I would like to understand how to compute FMA performance. If we look into the description here:
for Skylake architecture the instruction have Latency=4
and Throughput(CPI)=0.5
, so the overall performance of the instruction is 4*0.5 = 2
clocks per instruction.
So as far as I understand if the max (turbo) clock frequency is 3GHz, then for a single core in one second I can execute 1 500 000 000 instructions.
Is it right? If so, what could be the reason that I am observing a slightly higher performance?
Latency=4 and Throughput(CPI)=0.5, so the overall performance of the instruction is 4*0.5 = 2 clocks per instruction.
Just working out the units gives cycles²/instr
, which is strange and I have no interpretation for it.
The throughput listed here is really a reciprocal throughput, in CPI, so 0.5 cycles per instruction or 2 instructions per cycle. These numbers are related by being each others reciprocal, the latency has nothing to do with it.

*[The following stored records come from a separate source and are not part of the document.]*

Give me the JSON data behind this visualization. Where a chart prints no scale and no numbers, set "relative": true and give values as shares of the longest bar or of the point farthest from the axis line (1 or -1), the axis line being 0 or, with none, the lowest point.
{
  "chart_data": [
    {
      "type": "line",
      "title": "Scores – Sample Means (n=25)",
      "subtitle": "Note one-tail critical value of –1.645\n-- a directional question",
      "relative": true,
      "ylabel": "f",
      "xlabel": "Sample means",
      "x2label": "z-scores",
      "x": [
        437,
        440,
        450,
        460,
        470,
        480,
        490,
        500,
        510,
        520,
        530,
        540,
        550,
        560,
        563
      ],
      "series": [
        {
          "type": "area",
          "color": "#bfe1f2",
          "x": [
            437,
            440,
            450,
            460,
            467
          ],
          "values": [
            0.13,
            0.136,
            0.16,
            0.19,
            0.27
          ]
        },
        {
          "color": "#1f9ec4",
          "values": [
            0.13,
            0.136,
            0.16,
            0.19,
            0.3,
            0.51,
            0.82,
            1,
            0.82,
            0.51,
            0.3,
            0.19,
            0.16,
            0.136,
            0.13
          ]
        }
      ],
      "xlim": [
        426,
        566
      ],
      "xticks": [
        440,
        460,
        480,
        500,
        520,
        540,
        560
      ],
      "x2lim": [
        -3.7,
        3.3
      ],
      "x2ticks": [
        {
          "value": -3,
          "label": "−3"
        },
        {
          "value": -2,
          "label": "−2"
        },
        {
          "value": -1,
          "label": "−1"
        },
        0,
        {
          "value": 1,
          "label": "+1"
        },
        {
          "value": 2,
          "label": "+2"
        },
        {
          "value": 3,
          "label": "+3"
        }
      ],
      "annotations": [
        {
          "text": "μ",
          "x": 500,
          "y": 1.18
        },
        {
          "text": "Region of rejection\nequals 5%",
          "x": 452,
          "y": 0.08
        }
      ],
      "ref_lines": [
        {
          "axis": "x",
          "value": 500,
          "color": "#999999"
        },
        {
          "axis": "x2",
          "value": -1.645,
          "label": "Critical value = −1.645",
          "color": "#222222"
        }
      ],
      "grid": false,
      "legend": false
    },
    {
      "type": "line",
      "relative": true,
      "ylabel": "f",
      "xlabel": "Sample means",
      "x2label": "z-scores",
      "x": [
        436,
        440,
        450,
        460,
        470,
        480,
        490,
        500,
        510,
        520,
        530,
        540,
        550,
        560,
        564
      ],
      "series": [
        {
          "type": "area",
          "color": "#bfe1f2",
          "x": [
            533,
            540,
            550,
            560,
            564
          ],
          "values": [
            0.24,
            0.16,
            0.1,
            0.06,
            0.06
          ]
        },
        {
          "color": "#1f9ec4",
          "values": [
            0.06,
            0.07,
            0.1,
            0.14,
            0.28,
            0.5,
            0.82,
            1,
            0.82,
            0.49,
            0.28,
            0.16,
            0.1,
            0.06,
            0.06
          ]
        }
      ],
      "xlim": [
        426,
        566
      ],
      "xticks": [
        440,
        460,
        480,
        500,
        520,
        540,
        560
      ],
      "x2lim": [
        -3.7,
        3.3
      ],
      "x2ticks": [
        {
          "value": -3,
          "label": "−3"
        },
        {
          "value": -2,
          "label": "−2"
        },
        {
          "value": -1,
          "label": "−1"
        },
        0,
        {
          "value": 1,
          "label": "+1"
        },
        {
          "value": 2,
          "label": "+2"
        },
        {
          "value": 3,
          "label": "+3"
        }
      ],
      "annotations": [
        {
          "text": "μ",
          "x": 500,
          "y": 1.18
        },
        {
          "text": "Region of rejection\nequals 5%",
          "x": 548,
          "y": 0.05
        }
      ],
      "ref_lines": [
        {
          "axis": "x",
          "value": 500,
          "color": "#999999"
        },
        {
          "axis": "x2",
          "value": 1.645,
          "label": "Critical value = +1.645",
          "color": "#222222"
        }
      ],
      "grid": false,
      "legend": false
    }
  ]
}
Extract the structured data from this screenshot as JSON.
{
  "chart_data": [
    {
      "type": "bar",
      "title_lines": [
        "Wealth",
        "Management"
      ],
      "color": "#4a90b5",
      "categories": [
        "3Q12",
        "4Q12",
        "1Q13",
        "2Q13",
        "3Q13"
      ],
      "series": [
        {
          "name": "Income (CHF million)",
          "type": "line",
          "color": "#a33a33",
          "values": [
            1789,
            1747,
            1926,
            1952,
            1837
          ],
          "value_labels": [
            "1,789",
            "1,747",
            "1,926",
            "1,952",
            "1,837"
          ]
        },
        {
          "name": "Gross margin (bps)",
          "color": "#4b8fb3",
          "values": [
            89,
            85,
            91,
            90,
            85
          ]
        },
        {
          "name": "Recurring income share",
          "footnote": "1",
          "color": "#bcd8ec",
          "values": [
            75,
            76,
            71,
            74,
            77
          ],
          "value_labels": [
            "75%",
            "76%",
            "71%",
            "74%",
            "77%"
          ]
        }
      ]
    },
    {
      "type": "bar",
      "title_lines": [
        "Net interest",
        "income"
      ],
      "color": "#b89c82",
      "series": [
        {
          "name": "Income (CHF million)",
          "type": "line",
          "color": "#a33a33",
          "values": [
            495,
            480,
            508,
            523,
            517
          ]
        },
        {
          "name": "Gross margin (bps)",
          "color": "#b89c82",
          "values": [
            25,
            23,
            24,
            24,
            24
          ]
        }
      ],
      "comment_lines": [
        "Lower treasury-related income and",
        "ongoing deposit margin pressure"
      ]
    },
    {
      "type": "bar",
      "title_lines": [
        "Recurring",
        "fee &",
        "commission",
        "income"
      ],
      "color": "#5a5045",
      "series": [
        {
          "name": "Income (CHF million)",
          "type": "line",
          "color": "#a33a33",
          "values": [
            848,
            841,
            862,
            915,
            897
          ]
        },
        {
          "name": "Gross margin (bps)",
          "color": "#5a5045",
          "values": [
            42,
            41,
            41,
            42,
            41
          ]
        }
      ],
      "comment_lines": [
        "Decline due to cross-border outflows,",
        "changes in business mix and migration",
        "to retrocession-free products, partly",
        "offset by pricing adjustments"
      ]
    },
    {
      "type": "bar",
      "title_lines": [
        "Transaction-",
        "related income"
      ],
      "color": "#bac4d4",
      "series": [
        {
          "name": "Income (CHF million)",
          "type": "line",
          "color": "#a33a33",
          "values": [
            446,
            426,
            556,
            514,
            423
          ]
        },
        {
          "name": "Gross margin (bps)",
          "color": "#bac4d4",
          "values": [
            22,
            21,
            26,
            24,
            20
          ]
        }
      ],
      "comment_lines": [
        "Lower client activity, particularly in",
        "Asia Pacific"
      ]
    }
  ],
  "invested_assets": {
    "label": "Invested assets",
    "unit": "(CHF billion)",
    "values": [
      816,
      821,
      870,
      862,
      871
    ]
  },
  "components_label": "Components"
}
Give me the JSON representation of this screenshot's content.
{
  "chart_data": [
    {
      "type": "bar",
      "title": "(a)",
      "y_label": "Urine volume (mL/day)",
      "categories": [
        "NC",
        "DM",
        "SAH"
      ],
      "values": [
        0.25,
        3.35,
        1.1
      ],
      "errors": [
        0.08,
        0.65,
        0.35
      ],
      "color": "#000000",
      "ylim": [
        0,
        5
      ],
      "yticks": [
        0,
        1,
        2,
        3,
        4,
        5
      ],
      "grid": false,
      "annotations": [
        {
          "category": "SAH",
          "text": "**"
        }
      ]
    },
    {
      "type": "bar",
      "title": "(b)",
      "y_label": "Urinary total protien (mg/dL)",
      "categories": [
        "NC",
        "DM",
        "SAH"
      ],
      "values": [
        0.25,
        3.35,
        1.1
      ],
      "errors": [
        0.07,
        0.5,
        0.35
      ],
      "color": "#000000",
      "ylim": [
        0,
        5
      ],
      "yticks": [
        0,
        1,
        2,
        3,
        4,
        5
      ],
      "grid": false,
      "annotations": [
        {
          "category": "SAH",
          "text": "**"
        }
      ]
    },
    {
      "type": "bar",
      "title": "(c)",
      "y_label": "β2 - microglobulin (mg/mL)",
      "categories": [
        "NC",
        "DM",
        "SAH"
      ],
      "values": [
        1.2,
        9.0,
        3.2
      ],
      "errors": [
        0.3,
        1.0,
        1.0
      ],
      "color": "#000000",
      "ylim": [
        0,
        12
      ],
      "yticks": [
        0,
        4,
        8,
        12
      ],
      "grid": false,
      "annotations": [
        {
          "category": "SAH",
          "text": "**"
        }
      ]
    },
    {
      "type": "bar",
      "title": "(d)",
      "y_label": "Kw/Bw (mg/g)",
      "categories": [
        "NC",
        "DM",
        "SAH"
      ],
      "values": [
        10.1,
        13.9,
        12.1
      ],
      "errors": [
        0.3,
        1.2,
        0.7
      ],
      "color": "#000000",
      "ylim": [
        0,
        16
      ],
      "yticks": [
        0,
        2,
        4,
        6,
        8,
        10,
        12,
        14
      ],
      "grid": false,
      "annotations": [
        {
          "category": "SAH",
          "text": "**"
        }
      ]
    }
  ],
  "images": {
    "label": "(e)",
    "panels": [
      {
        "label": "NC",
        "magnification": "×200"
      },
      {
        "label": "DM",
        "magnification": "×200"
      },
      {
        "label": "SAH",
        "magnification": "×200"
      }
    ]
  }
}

There is a related calculation that does involve both latency and (reciprocal) throughput, namely the product of the latency and the throughput: 4 * 2 = 8 (in units of "number of instructions"). This is how many independent instances of the operation can be "in flight" (started but not completed) simultaneously, comparable with the bandwidth-delay product in network theory. This number informs some code design decisions, because it is a lower bound on the amount of instruction-level parallelism the code needs to expose to the CPU in order for it to fully use the computation resources.